Ce fut sans doute également au début des années 1930 que Georg Jensen dessina des meubles. On ne sait pas combien, mais on connaît une grande table ronde de salle à manger, en chêne, aux pieds peints en noir. Elle est magnifique dans sa simplicité. Georg Jensen la fit réaliser chez son camarade de formation, le menuisier Anton Kjær, et elle fut pendant de nombreuses années la table de la salle à manger familiale.
Georg Jensen s’entendait très mal avec Gundlach-Pedersen qui, selon Mogens Bjørn-Andersen, le dernier apprenti de Georg Jensen de 1929 à 1934, saisissait toutes les occasions pour humilier Georg Jensen.
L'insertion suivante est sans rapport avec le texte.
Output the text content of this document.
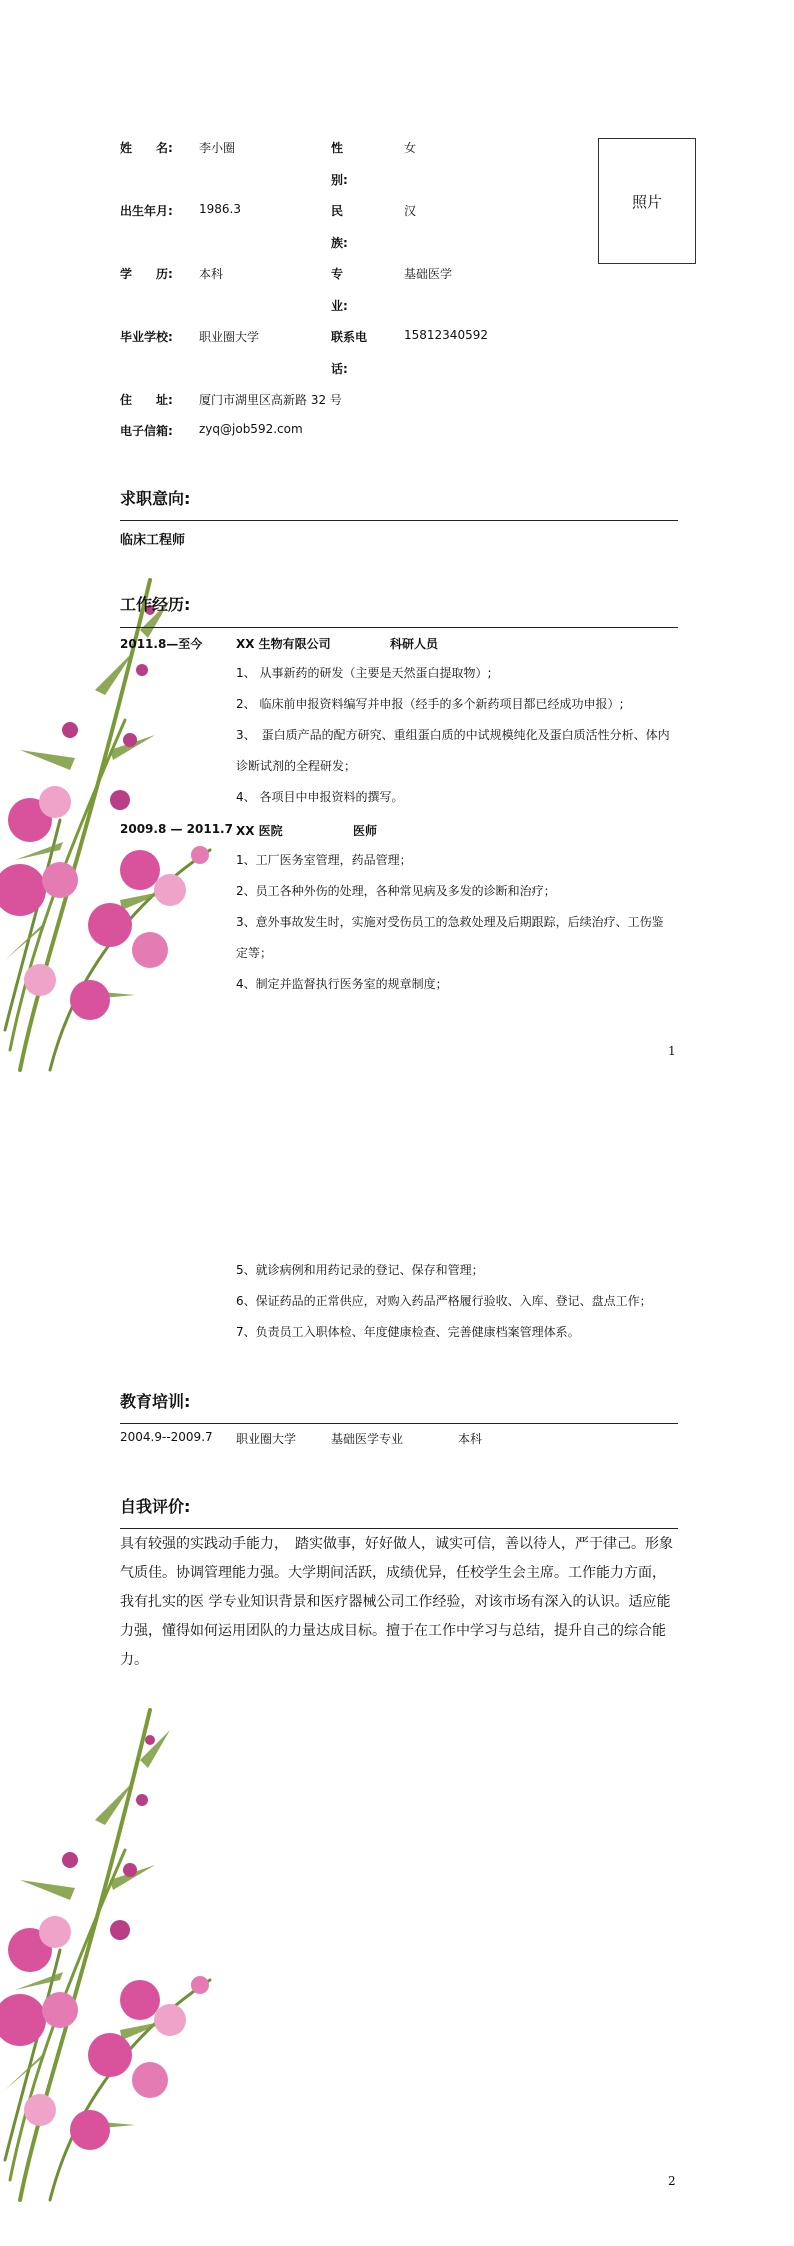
姓　　名: 李小圈	性
别:
女
出生年月: 1986.3	民
族:
汉
学　　历: 本科	专
业:
基础医学
毕业学校: 职业圈大学	联系电
话:
15812340592
住　　址: 厦门市湖里区高新路 32 号
电子信箱: zyq@job592.com
照片
求职意向:
临床工程师
工作经历:
2011.8—至今	XX 生物有限公司	科研人员
1、 从事新药的研发（主要是天然蛋白提取物）;
2、 临床前申报资料编写并申报（经手的多个新药项目都已经成功申报）;
3、　蛋白质产品的配方研究、重组蛋白质的中试规模纯化及蛋白质活性分析、体内
诊断试剂的全程研发；
4、 各项目中申报资料的撰写。
2009.8 — 2011.7 XX 医院	医师
1、工厂医务室管理，药品管理；
2、员工各种外伤的处理，各种常见病及多发的诊断和治疗；
3、意外事故发生时，实施对受伤员工的急救处理及后期跟踪，后续治疗、工伤鉴
定等；
4、制定并监督执行医务室的规章制度；
1
5、就诊病例和用药记录的登记、保存和管理；
6、保证药品的正常供应，对购入药品严格履行验收、入库、登记、盘点工作；
7、负责员工入职体检、年度健康检查、完善健康档案管理体系。
教育培训:
2004.9--2009.7 职业圈大学	基础医学专业	本科
自我评价:
具有较强的实践动手能力，　踏实做事，好好做人，诚实可信，善以待人，严于律己。形象
气质佳。协调管理能力强。大学期间活跃，成绩优异，任校学生会主席。工作能力方面，
我有扎实的医 学专业知识背景和医疗器械公司工作经验，对该市场有深入的认识。适应能
力强，懂得如何运用团队的力量达成目标。擅于在工作中学习与总结，提升自己的综合能
力。
2
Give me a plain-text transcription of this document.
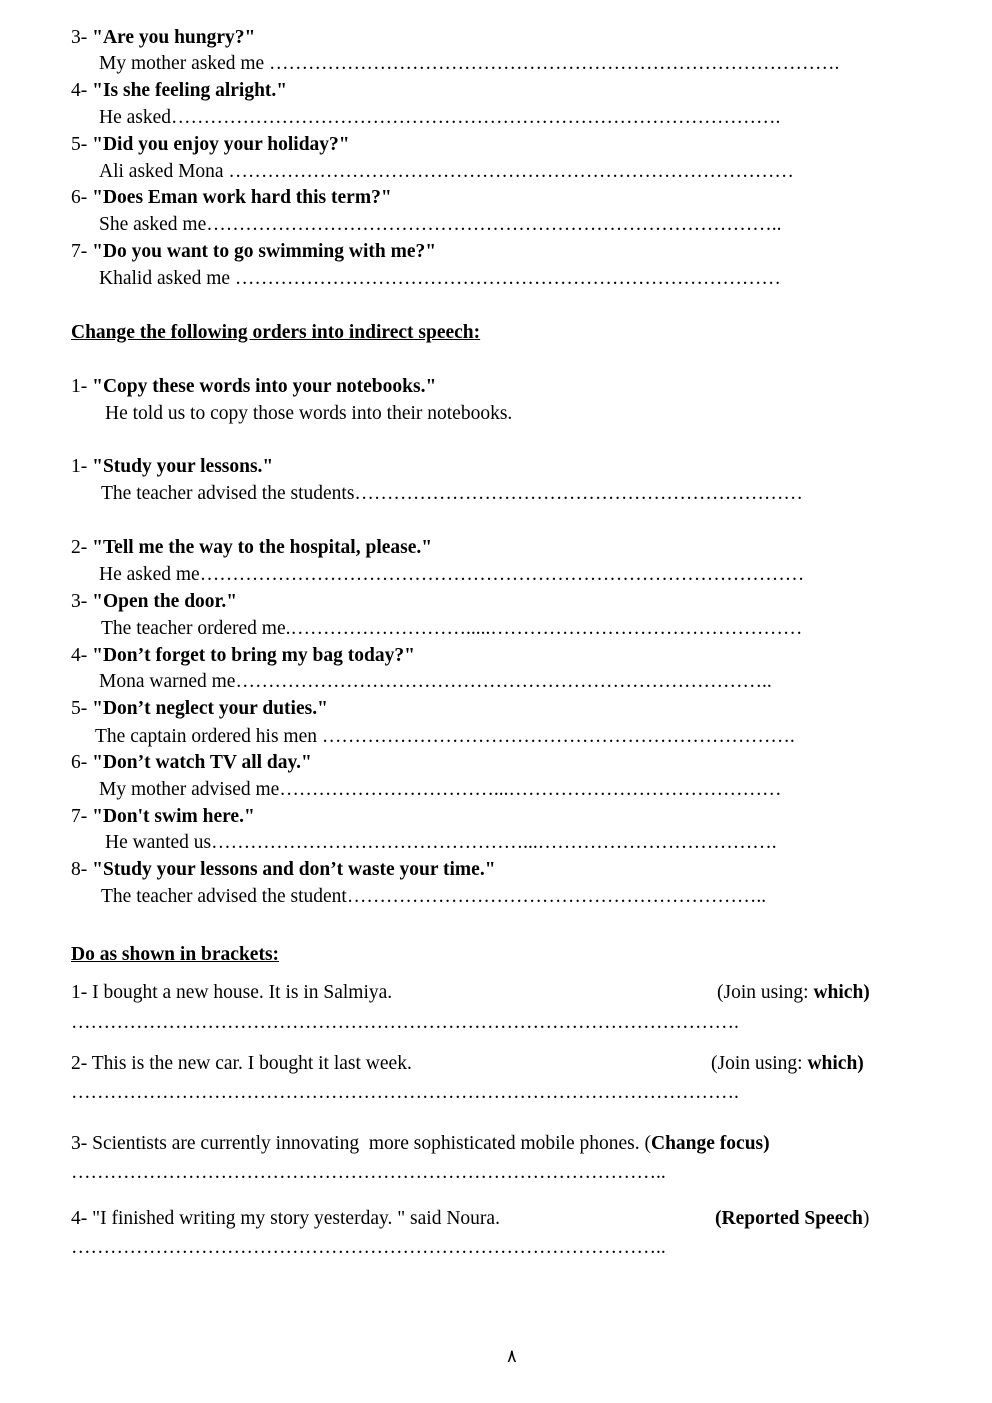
3- "Are you hungry?"
My mother asked me …………………………………………………………………………….
4- "Is she feeling alright."
He asked………………………………………………………………………………….
5- "Did you enjoy your holiday?"
Ali asked Mona ……………………………………………………………………………
6- "Does Eman work hard this term?"
She asked me……………………………………………………………………………..
7- "Do you want to go swimming with me?"
Khalid asked me …………………………………………………………………………
Change the following orders into indirect speech:
1- "Copy these words into your notebooks."
He told us to copy those words into their notebooks.
1- "Study your lessons."
The teacher advised the students……………………………………………………………
2- "Tell me the way to the hospital, please."
He asked me…………………………………………………………………………………
3- "Open the door."
The teacher ordered me.……………………….....…………………………………………
4- "Don’t forget to bring my bag today?"
Mona warned me………………………………………………………………………..
5- "Don’t neglect your duties."
The captain ordered his men ……………………………………………………………….
6- "Don’t watch TV all day."
My mother advised me……………………………...……………………………………
7- "Don't swim here."
He wanted us…………………………………………...……………………………….
8- "Study your lessons and don’t waste your time."
The teacher advised the student………………………………………………………..
Do as shown in brackets:
1- I bought a new house. It is in Salmiya.	(Join using: which)
………………………………………………………………………………………….
2- This is the new car. I bought it last week.	(Join using: which)
………………………………………………………………………………………….
3- Scientists are currently innovating  more sophisticated mobile phones. (Change focus)
………………………………………………………………………………..
4- "I finished writing my story yesterday. " said Noura.	(Reported Speech)
………………………………………………………………………………..
٨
En 1931, afin d’obtenir une plus grande assise dans l’entreprise, Georg Jensen proposa de devenir membre du comité de direction mais il n’y parvint pas. Son contrat avec l’atelier d’orfèvrerie prenait fin à ses soixante-quinze ans et, à partir de 1932, il exprima le souhait de rompre à ce moment-là toute collaboration avec l’entreprise et de continuer seul. Pour s’y préparer, il commença en 1935 à numéroter et systématiser ses
nouveaux modèles.
Avant de pouvoir réaliser ses nouveaux rêves, la mort le rattrapa le 2 octobre 1935, peu après ses soixante-neuf ans. Georg Jensen souffrait depuis longtemps de bronchite chronique et ce fut une crise aiguë de sa maladie des poumons qui l’emporta. Deux travaux en cours furent retrouvés sur sa table de travail : un plateau en argent dont les ciselures n’étaient qu’à moitié terminées et un bracelet auquel seul manquait l’assemblage. Il avait réalisé ce bracelet pour la plus jeune de ses filles, Mette. Malheureusement pour la postérité, Georg Jensen voulait éviter que ses dessins soient utilisés plus tard par l’atelier d’orfèvrerie et plusieurs centaines de croquis de travail et de notes furent brûlés dans la chaudière de la villa. Aussi n’y a-t-il aucune information structurée sur les œuvres qu’il créa durant la dernière décennie. Seule une recherche systématique permettra peut-être un jour de donner une idée de l’évolution que connut l’un des orfèvres les plus doués du monde pendant les dernières années de sa vie.